Completely removing information from a dataset ensures the information cannot be used to identify participants or subjects. Sometimes, however, information can be modified enough that it no longer poses risk of identification and can thus remain in the dataset. This involves more effort but is a good option if complete removal of the information significantly de-values the dataset.

Methods of modifying data to limit identification include:

  • Combining responses into categories, or a fewer number of categories than in the original dataset. This is a good option if only a small number of people or subjects possess the characteristic. For example, year of birth can be collapsed into 5 or 10-year age bands if only a few people in a dataset share a specific birth year
  • Top and bottom coding: collapsing categories into upper and/or lower thresholds. This is a good option if only a small number of people have high or low measurements on a characteristic.
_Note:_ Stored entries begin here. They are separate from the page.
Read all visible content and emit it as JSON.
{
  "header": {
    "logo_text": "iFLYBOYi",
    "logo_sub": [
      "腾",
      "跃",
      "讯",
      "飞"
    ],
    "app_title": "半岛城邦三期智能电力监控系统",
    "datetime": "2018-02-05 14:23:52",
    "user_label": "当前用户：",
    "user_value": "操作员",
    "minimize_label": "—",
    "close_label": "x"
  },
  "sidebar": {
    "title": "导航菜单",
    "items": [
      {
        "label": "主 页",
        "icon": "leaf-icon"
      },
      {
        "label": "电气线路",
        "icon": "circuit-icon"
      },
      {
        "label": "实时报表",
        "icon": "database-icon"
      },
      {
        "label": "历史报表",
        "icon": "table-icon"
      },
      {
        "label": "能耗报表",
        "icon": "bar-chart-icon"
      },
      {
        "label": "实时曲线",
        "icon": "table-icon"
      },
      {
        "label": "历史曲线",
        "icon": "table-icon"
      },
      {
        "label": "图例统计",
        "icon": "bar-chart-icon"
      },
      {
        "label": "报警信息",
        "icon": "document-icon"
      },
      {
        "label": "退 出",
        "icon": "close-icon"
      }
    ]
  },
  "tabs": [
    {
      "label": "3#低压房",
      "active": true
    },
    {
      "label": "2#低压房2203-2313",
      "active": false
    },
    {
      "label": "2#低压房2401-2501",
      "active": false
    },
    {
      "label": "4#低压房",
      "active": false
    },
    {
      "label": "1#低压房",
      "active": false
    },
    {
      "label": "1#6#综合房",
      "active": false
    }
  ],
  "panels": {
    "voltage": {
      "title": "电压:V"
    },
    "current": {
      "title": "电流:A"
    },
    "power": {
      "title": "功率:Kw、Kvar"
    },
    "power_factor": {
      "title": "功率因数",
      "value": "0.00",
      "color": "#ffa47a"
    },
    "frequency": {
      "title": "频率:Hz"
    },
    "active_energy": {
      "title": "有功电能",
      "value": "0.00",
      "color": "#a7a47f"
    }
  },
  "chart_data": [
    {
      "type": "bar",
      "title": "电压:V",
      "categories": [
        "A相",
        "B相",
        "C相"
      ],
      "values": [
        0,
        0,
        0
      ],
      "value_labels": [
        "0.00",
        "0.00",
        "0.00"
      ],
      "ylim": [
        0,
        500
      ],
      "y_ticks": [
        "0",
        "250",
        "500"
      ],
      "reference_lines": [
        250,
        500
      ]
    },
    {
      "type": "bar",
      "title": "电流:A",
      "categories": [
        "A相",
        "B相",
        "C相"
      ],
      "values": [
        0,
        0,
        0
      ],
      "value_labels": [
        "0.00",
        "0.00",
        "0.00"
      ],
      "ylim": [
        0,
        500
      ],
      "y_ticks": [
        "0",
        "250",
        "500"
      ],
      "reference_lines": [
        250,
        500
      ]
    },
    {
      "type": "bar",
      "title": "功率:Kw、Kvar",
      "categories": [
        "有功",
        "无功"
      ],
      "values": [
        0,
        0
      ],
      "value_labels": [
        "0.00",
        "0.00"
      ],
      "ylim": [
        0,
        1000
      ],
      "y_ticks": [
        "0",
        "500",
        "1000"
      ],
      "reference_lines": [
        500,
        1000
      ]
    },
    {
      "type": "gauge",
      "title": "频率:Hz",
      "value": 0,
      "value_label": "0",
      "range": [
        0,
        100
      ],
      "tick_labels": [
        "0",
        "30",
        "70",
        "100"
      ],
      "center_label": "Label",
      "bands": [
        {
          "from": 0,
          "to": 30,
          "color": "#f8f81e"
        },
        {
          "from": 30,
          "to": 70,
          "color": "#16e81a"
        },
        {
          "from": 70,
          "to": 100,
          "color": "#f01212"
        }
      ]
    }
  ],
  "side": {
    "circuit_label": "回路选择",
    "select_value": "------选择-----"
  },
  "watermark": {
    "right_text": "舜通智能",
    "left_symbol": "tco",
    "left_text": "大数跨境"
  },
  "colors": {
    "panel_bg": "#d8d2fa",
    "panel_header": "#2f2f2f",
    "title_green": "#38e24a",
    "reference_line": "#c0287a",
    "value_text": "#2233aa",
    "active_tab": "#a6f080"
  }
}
For example, if few people report that they have more than five children, these participants can be combined with those who report five children and recoded as ‘5+ children’
  • Rounding dates, times, or measurements reduces the risk of identification when only a small number of people or subjects have a specific value
  • Data suppression: involves creating ‘missing data’ if the inclusion of this data poses a risk to identification. Single values may be deleted, or all data for an at-risk research participant or subject
  • Methods used to modify a dataset must be documented and documentation must be published alongside the modified dataset if it is to retain its value to other researchers.

    Question: which of the following is a direct identifier?

    1. Year of birth

    2. Names of relatives

    3. Occupation